Zebrafish Larva’s Response and Habituation to Electric Signal: Effects
of Voltage, Current and Pulsation Studied in a Microfluidic Device
Abstract
We previously showed that electric current can cause zebrafish larvae to
move towards the anode pole along a microchannel. For a semi-mobile
larva, we observed that zebrafish response to electricity depended on
the current magnitude. The effects of electric signal direction, voltage
magnitude and habituation to repeated exposures to electric pulses were
not characterized. Here, this knowledge gap was addressed by exploiting
these parameters in a microfluidic device with a head-trap to immobilize
a zebrafish larva and a downstream chamber for tail movement and
phenotypic characterization of response duration (RD) and tail beat
frequency (TBF). We first assessed larvae’s response to electric current
direction (at 3µA) and voltage magnitude. Changing the current direction
significantly altered the RD and TBF with long and low-frequency
responses seen when the anode was positioned at larvae’s tail. The
electric voltage drop across the fish body had a significant effect on
larvae’s locomotion with long RD and low TBF observed at 5.6V in the
range of 1.3-9V. We also demonstrated that the zebrafish locomotor
response to repeated 3µA current pulses diminished with dependency on
the interstimulus interval.
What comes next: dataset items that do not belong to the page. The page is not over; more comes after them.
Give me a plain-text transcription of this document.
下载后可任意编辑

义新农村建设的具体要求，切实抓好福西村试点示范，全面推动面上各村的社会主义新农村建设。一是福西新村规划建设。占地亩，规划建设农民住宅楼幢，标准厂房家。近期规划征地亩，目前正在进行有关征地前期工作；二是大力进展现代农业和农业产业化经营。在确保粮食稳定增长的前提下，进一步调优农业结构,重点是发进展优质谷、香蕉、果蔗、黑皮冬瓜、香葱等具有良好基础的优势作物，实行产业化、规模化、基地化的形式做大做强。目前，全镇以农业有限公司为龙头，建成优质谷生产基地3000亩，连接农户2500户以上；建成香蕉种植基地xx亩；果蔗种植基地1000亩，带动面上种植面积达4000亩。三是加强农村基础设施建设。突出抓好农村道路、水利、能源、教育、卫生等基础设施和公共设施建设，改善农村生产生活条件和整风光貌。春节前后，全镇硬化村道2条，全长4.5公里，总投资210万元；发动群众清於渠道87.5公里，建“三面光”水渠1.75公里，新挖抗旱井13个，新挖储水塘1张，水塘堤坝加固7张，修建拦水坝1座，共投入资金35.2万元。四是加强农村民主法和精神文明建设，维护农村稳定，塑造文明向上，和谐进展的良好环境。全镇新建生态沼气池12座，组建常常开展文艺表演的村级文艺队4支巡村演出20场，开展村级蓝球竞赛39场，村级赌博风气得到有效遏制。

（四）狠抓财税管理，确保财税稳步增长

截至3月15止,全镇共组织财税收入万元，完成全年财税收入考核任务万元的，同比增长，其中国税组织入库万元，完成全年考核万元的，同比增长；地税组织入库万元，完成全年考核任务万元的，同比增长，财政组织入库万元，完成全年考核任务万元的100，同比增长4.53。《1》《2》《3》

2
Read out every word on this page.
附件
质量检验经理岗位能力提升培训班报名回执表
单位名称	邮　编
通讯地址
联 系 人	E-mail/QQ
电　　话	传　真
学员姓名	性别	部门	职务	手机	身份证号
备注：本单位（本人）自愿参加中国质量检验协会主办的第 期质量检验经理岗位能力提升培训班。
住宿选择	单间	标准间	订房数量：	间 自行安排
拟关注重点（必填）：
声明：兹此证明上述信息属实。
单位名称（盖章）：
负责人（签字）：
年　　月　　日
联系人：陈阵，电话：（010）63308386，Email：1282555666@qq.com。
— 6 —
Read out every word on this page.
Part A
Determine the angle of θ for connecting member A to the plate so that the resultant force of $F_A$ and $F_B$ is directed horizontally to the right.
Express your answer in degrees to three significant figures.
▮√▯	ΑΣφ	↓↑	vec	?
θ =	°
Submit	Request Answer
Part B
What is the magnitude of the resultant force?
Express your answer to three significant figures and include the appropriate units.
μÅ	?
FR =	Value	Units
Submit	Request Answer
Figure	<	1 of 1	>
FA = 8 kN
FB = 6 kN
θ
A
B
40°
However, the diminished response was fully
recovered after a 5-min resting period or introduction of a novel light
stimulus (i.e. habituation-dishabituation strategy). Therefore, electric
response suppression in zebrafish was attributed to the habituation as a
form of non-associative learning. Our microfluidic platform has broad
application potential in behavioral neuroscience to study cognitive
phenotypes, fundamental studies on the biological roots of electric
response, and pharmacological screening.